Latter grouping would be a new one, but it would use existing constructs and terms from keystore. I don’t think we need new ones. Selected cipher suites will need to have PSK in them for using symmetric key (similar match needed for the others). Note that symmetric keys can be used for other cases than TLS PSK, for example SNMPv3 USM. Again, features would be necessary (those could be saying x.509 or raw-public-key or psk).

Correct, I said the same (that PSKs are essentially symmetric keys) before as well.  Regarding only being referenced to keystore, why not also support them being local-definitions too?  Certainly not a problem if encrypted and, even when not encrypted, then they can be "protected" by NACM-like mechanisms, right?

Balazs> Local definitions are ok too that’s why I used a hypothetical grouping name  ks:local-or-keystore-symmetric-key-grouping.

  Why was/is seeing them in truststore a surprise, perhaps because they're not encryptable there?

Balazs> When PSKs are used then both communicating ends use the shared key for signing and verifying messages. Then one configuration seems enough that is either local or from keystore, why would it be necessary to set it up yet another time for verification from local or truststore? This would mean there is no need for a PSK option when configuring how to  verify the peer.

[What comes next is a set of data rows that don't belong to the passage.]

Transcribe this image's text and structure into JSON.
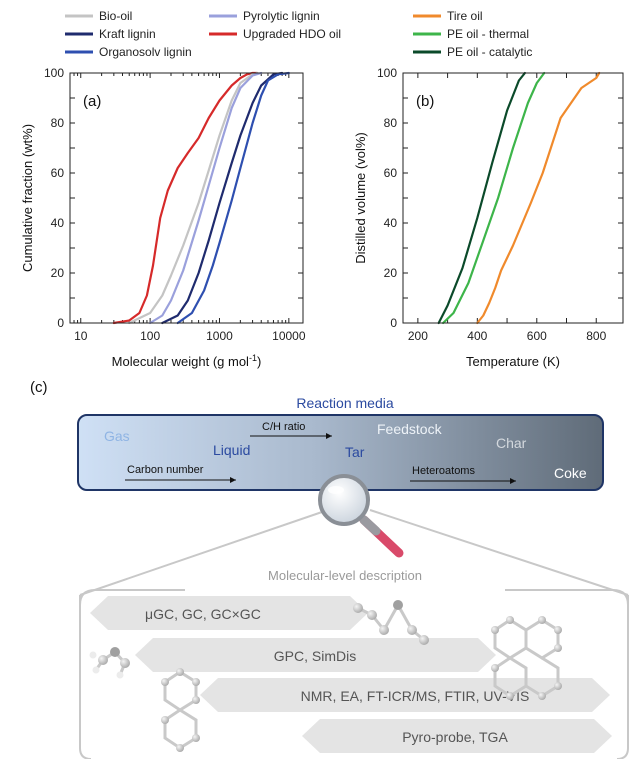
{
  "legend": {
    "columns": [
      [
        {
          "label": "Bio-oil",
          "color": "#c4c4c4"
        },
        {
          "label": "Kraft lignin",
          "color": "#1f2b6e"
        },
        {
          "label": "Organosolv lignin",
          "color": "#2e4fb0"
        }
      ],
      [
        {
          "label": "Pyrolytic lignin",
          "color": "#9aa0dc"
        },
        {
          "label": "Upgraded HDO oil",
          "color": "#d62a2a"
        }
      ],
      [
        {
          "label": "Tire oil",
          "color": "#f08a2c"
        },
        {
          "label": "PE oil - thermal",
          "color": "#3db54a"
        },
        {
          "label": "PE oil - catalytic",
          "color": "#0b4a2a"
        }
      ]
    ]
  },
  "chart_data": [
    {
      "type": "line",
      "panel_label": "(a)",
      "xlabel": "Molecular weight (g mol",
      "xlabel_sup": "-1",
      "xlabel_tail": ")",
      "ylabel": "Cumulative fraction (wt%)",
      "xscale": "log",
      "xlim": [
        7,
        16000
      ],
      "ylim": [
        0,
        100
      ],
      "xticks": [
        10,
        100,
        1000,
        10000
      ],
      "xtick_labels": [
        "10",
        "100",
        "1000",
        "10000"
      ],
      "yticks": [
        0,
        20,
        40,
        60,
        80,
        100
      ],
      "ytick_labels": [
        "0",
        "20",
        "40",
        "60",
        "80",
        "100"
      ],
      "series": [
        {
          "name": "Upgraded HDO oil",
          "color": "#d62a2a",
          "x": [
            30,
            50,
            70,
            90,
            110,
            140,
            180,
            250,
            350,
            500,
            700,
            1000,
            1500,
            2000,
            2500,
            3000,
            3500
          ],
          "y": [
            0,
            1,
            4,
            11,
            23,
            42,
            53,
            62,
            68,
            74,
            82,
            89,
            95,
            98,
            99.5,
            100,
            100
          ]
        },
        {
          "name": "Bio-oil",
          "color": "#c4c4c4",
          "x": [
            50,
            100,
            150,
            200,
            300,
            500,
            700,
            1000,
            1500,
            2000,
            3000,
            3500
          ],
          "y": [
            0,
            4,
            11,
            19,
            31,
            48,
            61,
            75,
            89,
            96,
            99.5,
            100
          ]
        },
        {
          "name": "Pyrolytic lignin",
          "color": "#9aa0dc",
          "x": [
            100,
            150,
            200,
            300,
            500,
            700,
            1000,
            1500,
            2000,
            3000,
            4000
          ],
          "y": [
            0,
            3,
            9,
            21,
            41,
            55,
            70,
            86,
            94,
            99,
            100
          ]
        },
        {
          "name": "Kraft lignin",
          "color": "#1f2b6e",
          "x": [
            150,
            250,
            350,
            500,
            700,
            1000,
            1500,
            2000,
            3000,
            4000,
            6000,
            8000
          ],
          "y": [
            0,
            3,
            9,
            20,
            33,
            48,
            64,
            75,
            88,
            95,
            99.5,
            100
          ]
        },
        {
          "name": "Organosolv lignin",
          "color": "#2e4fb0",
          "x": [
            250,
            400,
            600,
            800,
            1000,
            1500,
            2000,
            3000,
            4000,
            5000,
            7000,
            10000
          ],
          "y": [
            0,
            4,
            13,
            23,
            32,
            49,
            62,
            80,
            91,
            97,
            99.5,
            100
          ]
        }
      ]
    },
    {
      "type": "line",
      "panel_label": "(b)",
      "xlabel": "Temperature (K)",
      "ylabel": "Distilled volume (vol%)",
      "xlim": [
        150,
        890
      ],
      "ylim": [
        0,
        100
      ],
      "xticks": [
        200,
        400,
        600,
        800
      ],
      "xtick_labels": [
        "200",
        "400",
        "600",
        "800"
      ],
      "yticks": [
        0,
        20,
        40,
        60,
        80,
        100
      ],
      "ytick_labels": [
        "0",
        "20",
        "40",
        "60",
        "80",
        "100"
      ],
      "series": [
        {
          "name": "PE oil - catalytic",
          "color": "#0b4a2a",
          "x": [
            270,
            300,
            350,
            400,
            450,
            500,
            540,
            560
          ],
          "y": [
            0,
            7,
            22,
            42,
            64,
            85,
            97,
            100
          ]
        },
        {
          "name": "PE oil - thermal",
          "color": "#3db54a",
          "x": [
            285,
            320,
            370,
            420,
            470,
            520,
            570,
            600,
            625
          ],
          "y": [
            0,
            4,
            16,
            33,
            50,
            70,
            88,
            96,
            100
          ]
        },
        {
          "name": "Tire oil",
          "color": "#f08a2c",
          "x": [
            400,
            420,
            440,
            460,
            480,
            520,
            580,
            620,
            680,
            750,
            800,
            810
          ],
          "y": [
            0,
            3,
            8,
            14,
            21,
            31,
            48,
            60,
            82,
            94,
            98,
            100
          ]
        }
      ]
    }
  ],
  "diagram": {
    "panel_label": "(c)",
    "title": "Reaction media",
    "bar_terms": {
      "gas": "Gas",
      "liquid": "Liquid",
      "tar": "Tar",
      "feedstock": "Feedstock",
      "char": "Char",
      "coke": "Coke"
    },
    "arrows": {
      "ch_ratio": "C/H ratio",
      "carbon_number": "Carbon number",
      "heteroatoms": "Heteroatoms"
    },
    "subtitle": "Molecular-level description",
    "techniques": [
      "μGC, GC, GC×GC",
      "GPC, SimDis",
      "NMR, EA, FT-ICR/MS, FTIR, UV-VIS",
      "Pyro-probe, TGA"
    ],
    "colors": {
      "title": "#2b4aa0",
      "bar_start": "#cfe0f5",
      "bar_end": "#5f6b78",
      "banner": "#e4e4e4"
    }
  }
}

container <client-authentication or server-authentication> {
    choice auth-type {
        mandatory true;
        case certificate {
            if-feature x509-certificate-auth;
            container ca-certs {

                uses ts:local-or-truststore-certs-grouping
            container server-certs {

                uses ts:local-or-truststore-certs-grouping
        case raw-public-key {
            if-feature raw-public-key-auth;
                uses ks: local-or-truststore-raw-pub-keys-grouping

No need for PSK config since it is already configured in client/server-identity.

Or what is the reasoning why it is necessary to configure a PSK from truststore?

 I agree that symmetric keys can be used beyond PSK (and encryption of the asymmetric keys, the original use case).  Regarding features, again, please provide a YANG-snippet so it is clear to me (and all) what you mean.